1.- Alguna vez hemos oído hablar alguien de una experiencia lectora que lo enganchó para siempre al carro de la literatura. ¿Cuál fue el primer libro que leíste?¿Hubo alguno que te marcara en especial?

Respuesta: El primer libro que leí no lo recuerdo. Supongo que habrá sido uno de esos tantos libros infantiles con muchas imágenes y poco texto de un niño que empezaba haciendo mal las cosas y luego las hacía bien o que rompía un juguete y al final, felizmente, el juguete volvía a la vida. Recuerdo haber leído muchos libros de fábulas y cuentos tradicionales y entre ellos uno que ahora le leo a mi hijo “Oros viejos”, una colección de historias de todas partes del mundo compuesto por un exiliado español, Herminio Almendros (padre del cineasta Néstor Almendros). Cuando niño igualmente leí unas veinte novelas de Julio Verne y otro tantas de Emilio Salgari, Las Mil y una noches el divertidísimo Decamerón de Bocaccio o Arthur Conan Doyle tanto por su Sherlock Homes como por sus novelas de caballería y por supuesto Mark Twain, tanto sus novelas como sus cuentos y artículos. Luego, a medida que fui creciendo han ido muchísimos libros que en diferentes épocas fueron marcándome como persona y como escritor empezando con algo tan obvio y manido –y que por ello puede parecer desagradable insistir- como el Quijote (con el que recomiendo empezar con una edición con pocas notas, las justas para entender la historia no para hacer un estudio académico sobre la novela). Pero concentrándome en el cuento someto una lista de autores que me impresionaron a diferentes edades, desde mi adolescencia hasta ahora: Edgar Allan Poe, J.D. Salinger con sus “Nueve cuentos”, Augusto Monterroso, Julio Cortázar, Anton Chejov, Juan José Arreola, Virgilio Piñera, Franz Kafka, Slawomir Mrozek (sobre todo por “El elefante”), Carson McCullers, Jorge Luis Borges, Kurt Vonnegut (aunque de él apenas se han traducido cuentos al español, sólo novelas), Yukio Mishima, Charles Bukowski y Raymond Carver.
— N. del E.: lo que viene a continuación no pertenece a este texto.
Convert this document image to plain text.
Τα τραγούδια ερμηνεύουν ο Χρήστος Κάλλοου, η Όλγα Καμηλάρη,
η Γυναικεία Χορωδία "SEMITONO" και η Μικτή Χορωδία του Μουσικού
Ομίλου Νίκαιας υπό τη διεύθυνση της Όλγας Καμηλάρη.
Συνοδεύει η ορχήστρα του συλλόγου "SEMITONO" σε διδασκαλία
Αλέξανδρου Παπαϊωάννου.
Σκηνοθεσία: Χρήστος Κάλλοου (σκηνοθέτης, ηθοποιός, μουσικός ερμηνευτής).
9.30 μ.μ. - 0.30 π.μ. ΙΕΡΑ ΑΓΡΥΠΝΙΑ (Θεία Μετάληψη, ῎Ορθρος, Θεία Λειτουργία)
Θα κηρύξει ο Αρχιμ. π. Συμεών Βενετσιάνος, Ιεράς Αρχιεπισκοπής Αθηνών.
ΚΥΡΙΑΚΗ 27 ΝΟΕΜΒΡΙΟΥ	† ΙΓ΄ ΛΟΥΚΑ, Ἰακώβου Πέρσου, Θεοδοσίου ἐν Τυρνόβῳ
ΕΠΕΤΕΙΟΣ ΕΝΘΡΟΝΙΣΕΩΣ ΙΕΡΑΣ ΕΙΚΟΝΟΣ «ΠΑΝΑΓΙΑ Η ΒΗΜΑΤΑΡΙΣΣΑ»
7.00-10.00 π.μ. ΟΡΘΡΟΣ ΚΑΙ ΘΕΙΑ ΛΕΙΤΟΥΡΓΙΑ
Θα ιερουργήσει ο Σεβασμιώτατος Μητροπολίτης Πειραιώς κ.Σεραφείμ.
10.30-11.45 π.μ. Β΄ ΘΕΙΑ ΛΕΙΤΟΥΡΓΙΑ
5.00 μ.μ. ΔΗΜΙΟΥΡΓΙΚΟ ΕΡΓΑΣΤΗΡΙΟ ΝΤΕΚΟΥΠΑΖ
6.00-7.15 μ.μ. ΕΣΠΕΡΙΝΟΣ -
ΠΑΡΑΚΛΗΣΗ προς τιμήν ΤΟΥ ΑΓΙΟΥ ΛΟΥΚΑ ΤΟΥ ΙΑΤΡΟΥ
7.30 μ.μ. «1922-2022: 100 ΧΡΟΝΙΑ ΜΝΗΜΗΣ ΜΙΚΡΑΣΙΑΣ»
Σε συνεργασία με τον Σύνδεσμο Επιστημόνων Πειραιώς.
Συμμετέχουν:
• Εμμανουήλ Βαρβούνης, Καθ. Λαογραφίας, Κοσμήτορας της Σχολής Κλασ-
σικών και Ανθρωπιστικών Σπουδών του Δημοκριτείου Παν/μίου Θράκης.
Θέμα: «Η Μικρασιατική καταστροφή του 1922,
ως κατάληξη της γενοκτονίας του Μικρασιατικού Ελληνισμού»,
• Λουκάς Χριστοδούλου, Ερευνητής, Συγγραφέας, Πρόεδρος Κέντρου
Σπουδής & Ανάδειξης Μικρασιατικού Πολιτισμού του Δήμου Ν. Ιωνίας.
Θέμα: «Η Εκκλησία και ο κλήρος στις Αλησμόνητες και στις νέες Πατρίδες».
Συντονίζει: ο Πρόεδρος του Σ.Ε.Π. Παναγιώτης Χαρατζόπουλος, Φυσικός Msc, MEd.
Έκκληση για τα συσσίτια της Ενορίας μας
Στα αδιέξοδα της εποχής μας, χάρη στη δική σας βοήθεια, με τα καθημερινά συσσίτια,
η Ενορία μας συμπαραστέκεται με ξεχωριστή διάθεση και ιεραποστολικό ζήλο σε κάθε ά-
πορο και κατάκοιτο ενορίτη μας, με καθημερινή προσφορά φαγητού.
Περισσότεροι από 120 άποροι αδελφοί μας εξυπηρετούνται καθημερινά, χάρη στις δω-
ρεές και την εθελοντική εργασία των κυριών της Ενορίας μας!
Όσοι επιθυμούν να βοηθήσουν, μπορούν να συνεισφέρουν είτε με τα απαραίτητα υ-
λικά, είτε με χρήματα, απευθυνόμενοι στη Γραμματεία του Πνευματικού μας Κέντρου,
Últimamente me han impresionado también de un modo muy estimulante los cuentos del ya fallecido escritor chileno Roberto Bolaño. Hay muchos más pero cito a aquellos que marcaron determinado momento en mi vida de un modo especial al punto de de leer toda su obra o al menos toda la que encontré a mi alcance en ese momento.

2.- ¿Qué es para ti el cuento? ¿Por qué lo cultivas?
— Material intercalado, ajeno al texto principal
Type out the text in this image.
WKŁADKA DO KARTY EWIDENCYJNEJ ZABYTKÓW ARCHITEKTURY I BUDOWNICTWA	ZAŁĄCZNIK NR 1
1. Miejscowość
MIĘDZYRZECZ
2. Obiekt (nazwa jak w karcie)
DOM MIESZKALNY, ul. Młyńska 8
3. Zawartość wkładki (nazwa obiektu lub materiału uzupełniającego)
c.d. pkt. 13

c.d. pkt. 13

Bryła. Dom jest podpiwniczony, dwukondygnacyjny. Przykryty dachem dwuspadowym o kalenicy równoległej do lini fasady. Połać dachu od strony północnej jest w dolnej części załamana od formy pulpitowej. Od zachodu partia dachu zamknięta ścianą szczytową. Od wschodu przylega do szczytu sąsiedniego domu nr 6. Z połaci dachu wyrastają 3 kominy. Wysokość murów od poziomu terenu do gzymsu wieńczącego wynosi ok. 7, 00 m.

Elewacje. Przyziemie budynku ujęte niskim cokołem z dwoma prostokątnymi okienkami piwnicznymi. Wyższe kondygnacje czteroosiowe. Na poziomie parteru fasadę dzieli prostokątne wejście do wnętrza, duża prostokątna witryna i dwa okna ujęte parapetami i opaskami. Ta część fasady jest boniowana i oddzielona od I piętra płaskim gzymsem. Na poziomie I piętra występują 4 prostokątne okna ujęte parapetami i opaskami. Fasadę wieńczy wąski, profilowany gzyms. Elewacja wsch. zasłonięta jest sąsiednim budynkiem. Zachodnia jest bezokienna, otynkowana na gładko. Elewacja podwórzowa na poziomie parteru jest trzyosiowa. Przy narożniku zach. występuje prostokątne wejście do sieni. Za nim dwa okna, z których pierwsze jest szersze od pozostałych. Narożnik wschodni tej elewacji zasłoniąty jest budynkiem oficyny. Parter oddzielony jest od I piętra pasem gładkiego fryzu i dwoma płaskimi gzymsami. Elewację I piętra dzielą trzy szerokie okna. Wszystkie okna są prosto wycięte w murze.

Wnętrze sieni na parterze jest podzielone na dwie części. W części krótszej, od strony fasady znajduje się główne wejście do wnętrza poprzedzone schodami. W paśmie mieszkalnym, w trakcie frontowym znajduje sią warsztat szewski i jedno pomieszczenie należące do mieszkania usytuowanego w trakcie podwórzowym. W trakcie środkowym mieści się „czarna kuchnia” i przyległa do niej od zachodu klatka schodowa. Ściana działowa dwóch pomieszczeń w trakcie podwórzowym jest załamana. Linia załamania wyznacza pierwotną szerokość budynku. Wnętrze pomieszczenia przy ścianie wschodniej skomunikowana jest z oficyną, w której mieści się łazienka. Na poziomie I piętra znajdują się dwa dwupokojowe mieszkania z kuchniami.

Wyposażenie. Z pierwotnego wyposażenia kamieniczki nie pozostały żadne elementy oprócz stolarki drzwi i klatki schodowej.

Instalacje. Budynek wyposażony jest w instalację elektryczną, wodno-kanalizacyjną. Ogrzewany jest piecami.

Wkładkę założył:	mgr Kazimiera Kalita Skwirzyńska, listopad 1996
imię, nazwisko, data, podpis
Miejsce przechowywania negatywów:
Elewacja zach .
Respuesta: Para mí debe ser el equivalente al nocaut en el boxeo, o a la carrera de cien metros en el atletismo o el amor a primera vista. Algo que sea capaz de resumir una situación, un modo de ver la vida o varios al mismo tiempo en unas cuantas páginas. De ahí que un buen cuento en cuanto a economía de las palabras deba ser perfecto. En un cuento nada debe ser gratuito, todo lo que se ve es importante pero lo que no se ve no debe ser menos importante. Podría poner montones de ejemplos al respecto y aunque varían los estilos, los niveles de sofisticación del lenguaje esas condiciones son esenciales. El cuento y la narración en general están ligados a nuestra historia como seres humanos y desde esos principios tuvo un sentido trascendente (darle orden y sentido al mundo y trasmitir valores y experiencias) y un sentido lúdico, juguetón. En los mitos, las leyendas, los libros sagrados o la Historia el cuento aparece en esa doble condición. La historia del pecado original es un cuento y todas las elaboraciones posteriores de los teólogos no pueden superar el atractivo y la significación de esa historia de Adán, Eva, la serpiente y el fruto prohibido (incluso para gente huérfana de fe como es mi caso). Escribo cuentos porque me gustan como lector y al mismo tiempo como escritor es el género en el que más cómodo me siento: me gusta enamorar al lector a primera vista, o noquearlo, depende de las circunstancias.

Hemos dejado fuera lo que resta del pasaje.